(Adds background, comments on U.S. housing)
By Erin Pottie
SYDNEY, Nova Scotia, June 2 (Reuters) - The Bank of Canada is concerned that the increase in housing prices in Toronto and Vancouver may be partly due to purchases based solely on the expectation that prices will keep going up, Deputy Governor Lawrence Schembri said on Thursday.
Schembri said that Canadians moving away from resource-producing regions to the major cities of Toronto and Vancouver to find jobs has created a huge demand for housing in those cities, driving prices up as supply remains relatively limited.
But he expressed concern that such fundamentals are not the only reason for rising prices.
“The concern that we have at the Bank of Canada is these price increases may reflect in part the fact that certain people (are) buying housing on (speculation), expecting this price increase to continue,” said Schembri.
“People should not be buying housing based on the expectation these prices are going to continue” as the demand from the influx of workers into those regions will not continue at the same rate, Schembri said.
He was speaking during a question-and-answer session following a presentation on the outlook for the economy.
Canada’s housing market has been robust in the years since the financial crisis, boosted by low interest rates. But the collapse in oil prices has resulted in a more fractured market, with activity in commodity-sensitive regions slowing even as Toronto and Vancouver continue to gain.
The central bank in December said that the rapid growth in prices in Toronto and Vancouver increases their vulnerability to an adverse shock to demand.

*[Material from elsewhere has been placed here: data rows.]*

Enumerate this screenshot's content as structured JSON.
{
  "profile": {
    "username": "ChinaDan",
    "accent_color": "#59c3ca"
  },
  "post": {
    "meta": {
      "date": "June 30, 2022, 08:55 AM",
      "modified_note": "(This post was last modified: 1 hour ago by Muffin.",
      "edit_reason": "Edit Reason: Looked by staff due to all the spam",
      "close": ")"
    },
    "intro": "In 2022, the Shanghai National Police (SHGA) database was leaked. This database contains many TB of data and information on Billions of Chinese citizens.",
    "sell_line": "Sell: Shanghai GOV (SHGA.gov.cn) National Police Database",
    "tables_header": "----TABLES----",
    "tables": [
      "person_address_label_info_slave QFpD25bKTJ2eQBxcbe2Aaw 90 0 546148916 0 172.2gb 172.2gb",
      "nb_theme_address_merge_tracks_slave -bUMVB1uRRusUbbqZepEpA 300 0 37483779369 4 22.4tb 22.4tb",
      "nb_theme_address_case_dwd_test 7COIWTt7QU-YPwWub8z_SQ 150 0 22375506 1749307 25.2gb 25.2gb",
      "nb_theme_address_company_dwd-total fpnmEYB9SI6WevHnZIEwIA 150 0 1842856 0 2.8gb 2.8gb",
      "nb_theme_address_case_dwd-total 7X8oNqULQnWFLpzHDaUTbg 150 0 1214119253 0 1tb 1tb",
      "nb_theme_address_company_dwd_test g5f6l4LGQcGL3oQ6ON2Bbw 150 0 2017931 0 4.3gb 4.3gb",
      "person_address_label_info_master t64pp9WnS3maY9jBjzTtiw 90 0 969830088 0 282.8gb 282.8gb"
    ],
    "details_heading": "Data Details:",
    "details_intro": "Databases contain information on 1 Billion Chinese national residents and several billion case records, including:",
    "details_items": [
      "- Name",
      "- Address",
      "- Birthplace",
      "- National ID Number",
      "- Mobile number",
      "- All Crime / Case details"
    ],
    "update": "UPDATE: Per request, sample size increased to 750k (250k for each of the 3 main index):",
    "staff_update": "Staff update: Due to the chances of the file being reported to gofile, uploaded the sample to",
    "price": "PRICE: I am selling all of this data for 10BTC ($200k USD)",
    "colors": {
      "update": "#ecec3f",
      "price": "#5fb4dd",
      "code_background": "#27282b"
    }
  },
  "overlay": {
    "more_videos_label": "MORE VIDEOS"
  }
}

The bank will release its next Financial System Review next week.
“Our concern and our advice is it’s really up to the individuals making the purchases and the banks giving them a mortgage to take into account the fact that these house prices are unlikely to continue to grow at this rate,” Schembri said.
Nonetheless, Schembri said that the situation in Canada is “completely different” from the crisis the United States faced in 2007, noting the lack of a sub-prime mortgage market in Canada and higher mortgage underwriting standards.
Schembri also pointed to the number of steps the government has taken in recent years to shore up the mortgage market.